Banjir di Kota Terlarang dan Kuil Surga menjadi perbincangan hangat di daratan Tiongkok. Banyak netizen menganggap ini sebagai pertanda buruk.
7月28日,北京暴雨,天壇景區出現積水。 pic.twitter.com/ETYNlgPu5G
— ying tang (@yingtan04410735) July 30, 2025
Kota Terlarang, yang dulu disebut-sebut tak pernah kebanjiran selama lebih dari 600 tahun, dalam beberapa tahun terakhir telah berulang kali mengalami banjir. Ketika banjir besar melanda Beijing pada tahun 2023, Kota Terlarang juga sempat tergenang air.
Para ahli fengshui menganggap hal ini sebagai pertanda buruk, karena Kota Terlarang melambangkan kekuasaan kerajaan. Banjir dianggap sebagai isyarat ketidakstabilan rezim.
7月29日,北京暴雨,天壇、故宮等景區積水嚴重。 pic.twitter.com/0KDJjl7rfs
— ying tang (@yingtan04410735) July 30, 2025
Saat itu, seorang ahli fengshui asal Hong Kong yang dikenal dengan nama “Feng Shui Hao” dalam wawancaranya dengan media luar negeri Vision Times mengatakan bahwa banjir di Kota Terlarang adalah pertanda yang sangat buruk. Pasalnya, Kota Terlarang adalah simbol kekuasaan kerajaan, maka kebanjiran merupakan pertanda sial besar bahwa kekuasaan tidak stabil. Ia juga memprediksi ketidakstabilan ini akan berlanjut.
Mantan profesor Universitas Normal Beijing, Li Yuanhua, juga berpendapat bahwa Kota Terlarang adalah lambang kekuasaan kerajaan, ketika tempat dilanda kebanjiran, maka mencerminkan ketidakstabilan kekuasaan.
Kepada NTD (New Tang Dynasty), Li Yuanhua mengatakan bahwa desain Kota Terlarang dibangun berdasarkan konsep keselarasan antara manusia dan alam. Bahkan, dirancang untuk menghadapi berbagai fenomena alam, termasuk hujan deras.
Li Yuanhua memperkirakan bahwa saluran air di kawasan Zhongnanhai (pusat pemerintahan Partai Komunis Tiongkok) mengalami gangguan, karena Partai Komunis Tiongkok telah menggali terowongan bawah tanah di sana, inilah yang merusak sistem irigasi kuno. Jika saluran air tersumbat, maka jembatan Jinshui bagian dalam dan luar yang seharusnya dialiri air akan menjadi stagnan. Ketika hujan lebat datang, air tidak dapat mengalir keluar dan menyebabkan banjir di Kota Terlarang.
Ia juga mengungkapkan kejanggalan banjir yang tak pernah terjadi lebih dari setengah abad yang dialami Kota Terlarang.
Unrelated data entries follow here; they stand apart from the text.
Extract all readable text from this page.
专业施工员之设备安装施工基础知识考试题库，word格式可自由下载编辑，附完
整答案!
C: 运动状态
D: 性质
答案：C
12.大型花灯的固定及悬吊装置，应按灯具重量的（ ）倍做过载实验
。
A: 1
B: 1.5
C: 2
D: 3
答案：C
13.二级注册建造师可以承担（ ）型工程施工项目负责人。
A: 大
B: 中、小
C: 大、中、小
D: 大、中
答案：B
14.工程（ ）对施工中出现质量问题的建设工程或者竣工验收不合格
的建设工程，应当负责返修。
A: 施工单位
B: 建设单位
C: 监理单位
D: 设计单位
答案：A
Namun, kini semuanya sudah menjadi kenyataan.
“Selama 600 tahun ini, bukan berarti tidak pernah turun hujan deras. Mengapa selama 600 tahun tidak pernah banjir, tapi sekarang kebanjiran? Ini juga menjadi pertanda langit bahwa Komunis Tiongkok telah mengacaukan aturan dan membawa kehancuran atas kekuasaannya sendiri,” ujarnya.